Ja, so geht es mir auch öfters, wenn ich was vermeintlich ganz Tolles mache und das keine Sau interessiert. Ich denke da an die elf Rollos, die ich neulich eigenhändig an meinen Fenstern montiert habe, damit mich die Nachbarschaft nicht so schnell beim Blütteln erwischt. Kein Beifall dafür, gar nix.
Und nicht, dass ich jetzt hier einen völlig falschen Eindruck erwecke: Godzilla und ich sind sonst also ein Herz und eine Seele! Unser Frauen-Haushalt läuft ausgezeichnet. Wir teilen uns sogar das Bad: Ich habe zum Glück zwei Lavabos, und das eine ist jetzt ihr Bett. Ja, jeder hat halt so seine Vorlieben, nicht?
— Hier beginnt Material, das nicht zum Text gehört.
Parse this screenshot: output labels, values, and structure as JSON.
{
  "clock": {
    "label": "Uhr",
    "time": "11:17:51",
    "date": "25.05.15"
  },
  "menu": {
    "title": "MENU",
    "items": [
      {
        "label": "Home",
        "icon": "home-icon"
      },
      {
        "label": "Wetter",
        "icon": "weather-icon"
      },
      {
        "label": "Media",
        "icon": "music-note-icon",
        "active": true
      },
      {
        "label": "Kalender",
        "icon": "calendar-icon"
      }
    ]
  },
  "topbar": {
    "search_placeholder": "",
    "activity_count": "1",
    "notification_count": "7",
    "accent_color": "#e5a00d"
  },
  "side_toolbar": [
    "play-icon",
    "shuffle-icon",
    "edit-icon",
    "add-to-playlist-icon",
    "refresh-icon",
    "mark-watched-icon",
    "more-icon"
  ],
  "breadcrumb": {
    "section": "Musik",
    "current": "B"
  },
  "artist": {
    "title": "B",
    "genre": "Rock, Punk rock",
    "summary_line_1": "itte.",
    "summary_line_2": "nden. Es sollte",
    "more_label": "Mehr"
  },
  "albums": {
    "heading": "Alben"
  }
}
Ok, bevor dieser Blog hier zu einem reinen Cat Content ausartet: Mir geht es besser, danke der Nachfrage! Nicht, dass ich die Trennung und die zwei Umzüge innert drei Monaten jetzt schon komplett verdaut hätte. Nicht, dass ich nie mehr unter der Dusche heulen würde. Nicht, dass ich fände, ich könnte das Geld für meine Therapeutin langsam sparen. Aber es geht definitiv bergauf. Spätestens, nachdem ich am ganzen Körper einen sehr hässlichen Ausschlag bekam, wegen dem ich eines schönen Wochenendes in einer Notfallpraxis landete, der sich dann zum Glück als harmlos, aber sehr langlebig herausstellte und deren Ursache ein Virus oder meine verkorkste Psyche sein könnte, war mir klar: Jetzt ist fertig rumdeprimieren, jetzt muss es wieder bergauf gehen! Und das ging es dann auch.
Das hat unter anderem auch mit meinem viel jüngeren Liebhaber zu tun.
Scherz.
Nein, eigentlich nicht.
Ach, ich lass euch selber entscheiden 😋
Und übrigens, falls ihr euch fragt, wo denn mein Podcast geblieben ist: Keine Angst, er kommt bald wieder! Er wird nur grad einer Generalüberholung unterzogen, genau so wie mein Leben. Danach sind wir in alter Frische zurück. Ah, nein, eben nicht: in neuer!
Der Marder, der Igel und ich sagen danke und bis bald! Grüsse vom Land!